The factory is one of several which have set up shop to cater to the ramen craze here.

Kanezin, located near Boon Lay, opened in 2010, the same year that Ramen Keisuke opened its first shop here. It started out supplying the ramen chain, which now has five restaurants and a gyoza specialty outlet. Then other ramen shops came a-calling and it started turning out noodles for them too.

Kanezin, which shares its space with a local noodle manufacturer, started with just one noodle-making machine, then added another two years later. It had to cope with demand that has been increasing by 10 per cent every year.

Before the ramen lands in a diner's bowl, it goes through a process that starts with churning the ingredients for the ramen dough.

It is then rolled out into thick sheets and covered in plastic so that the dough does not dry out.

The sheets are rolled through a series of machines that flatten the dough and eventually produce a ball of noodles with each strand cut to the required thickness.

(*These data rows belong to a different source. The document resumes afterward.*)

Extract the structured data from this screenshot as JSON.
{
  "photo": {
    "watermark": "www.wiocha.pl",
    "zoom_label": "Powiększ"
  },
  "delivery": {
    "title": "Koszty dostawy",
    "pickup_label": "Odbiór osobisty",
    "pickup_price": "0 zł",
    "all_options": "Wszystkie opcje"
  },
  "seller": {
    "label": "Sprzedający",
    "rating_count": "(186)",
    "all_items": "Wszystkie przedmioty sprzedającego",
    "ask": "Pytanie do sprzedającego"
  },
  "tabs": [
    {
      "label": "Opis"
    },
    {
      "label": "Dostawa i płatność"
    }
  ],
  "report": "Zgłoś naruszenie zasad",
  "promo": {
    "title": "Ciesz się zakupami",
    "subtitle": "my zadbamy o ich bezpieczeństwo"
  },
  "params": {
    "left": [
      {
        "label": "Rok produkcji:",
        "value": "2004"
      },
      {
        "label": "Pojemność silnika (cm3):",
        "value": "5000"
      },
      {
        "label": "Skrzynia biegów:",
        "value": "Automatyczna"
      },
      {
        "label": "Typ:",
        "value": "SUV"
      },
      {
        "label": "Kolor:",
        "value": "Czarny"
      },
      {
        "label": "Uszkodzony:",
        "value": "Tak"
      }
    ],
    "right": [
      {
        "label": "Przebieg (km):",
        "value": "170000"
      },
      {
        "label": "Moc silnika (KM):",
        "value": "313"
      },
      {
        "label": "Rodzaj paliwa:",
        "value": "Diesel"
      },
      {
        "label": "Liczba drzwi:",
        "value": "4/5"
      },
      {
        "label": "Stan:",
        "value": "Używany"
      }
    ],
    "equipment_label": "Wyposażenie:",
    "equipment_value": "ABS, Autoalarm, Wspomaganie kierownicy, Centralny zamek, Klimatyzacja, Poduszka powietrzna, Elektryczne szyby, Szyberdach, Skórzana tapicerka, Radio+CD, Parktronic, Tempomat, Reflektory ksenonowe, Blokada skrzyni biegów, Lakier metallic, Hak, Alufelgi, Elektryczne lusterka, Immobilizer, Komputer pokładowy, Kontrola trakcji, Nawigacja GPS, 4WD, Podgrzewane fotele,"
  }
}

The factory's staff then carefully weigh and pack the noodles by hand into boxes, which are kept in the chiller before delivery.

While he cannot disclose the amount of ramen produced daily, a spokesman for Kanezin says the staff are working flat out and cannot handle more orders.

He says in Japanese: "We are not big enough to handle such demand. We are already trying to cope with the orders we have, especially when there was a surge in demand from 2011 to 2012.

"The toughest challenge is to train the local staff to meet our quality requirements."

While Kanezin manufactures only noodles, other factories here also produce ramen fixings.

Besides making ramen, the You & Me noodle factory in Admiralty also produces Japanese ramen chain Ippudo's tonkotsu (pork bone) soup, as well as ingredients such as charsiu and miso paste.

The factory, which cost "a few million" dollars to set up, opened in 2009, when Ippudo opened here.

Factory director Atsushi Yamauchi, 34, monitors each process meticulously - from tasting the soup, checking its viscosity and sieving out impurities, to measuring the thickness of noodles and removing any strands that are not of the correct length or thickness.

He says: "We manufacture more ramen on Thursdays and Fridays for the weekend crowd. The peak periods for production are June, August and December. People seem to eat more ramen during these months."

Over at Kampong Ampat, Japan Foods Holding runs its own

$2-million factory that doubles as a central kitchen for the company's brands.

It makes items such as gyoza, charsiu, fried chicken and salmon teriyaki, in addition to producing ramen for the group's brands - Menya Musashi, Ajisen and Menzo Butao, all of which require different flour blends.

Set up at the end of 2007, the volume of ramen produced has increased by 10 per cent every year, says factory manager Otsuka Ichiro.

With the ramen scene becoming increasingly competitive, more shops are producing ramen within their restaurant premises.

These include Bari Uma at Tanglin Shopping Centre and United Square, as well as Sanpoutei Ramen in Holland Village.

Machines may do most of the ramen production, but the process is no less labour intensive when it comes to quality checks for the perfect noodles.

Both Kanezin and You & Me make ramen to different specifications for their various clients. Even Japan Foods Holding has different noodle recipes for its three brands.

The factories import flour from Japan, use special water (filtered and carbonated, to name a few) and follow specific recipes to create specific textures and noodle widths.

Kanezin's spokesman says: "Our clients will tell us the type of noodles they want and we have to replicate it according to what is produced in Japan. We import as many ingredients as possible from Japan, so that the recipes come close to what the original outlets sell.

"The noodles may not be exactly the same, but they are comparable to the standard in Japan."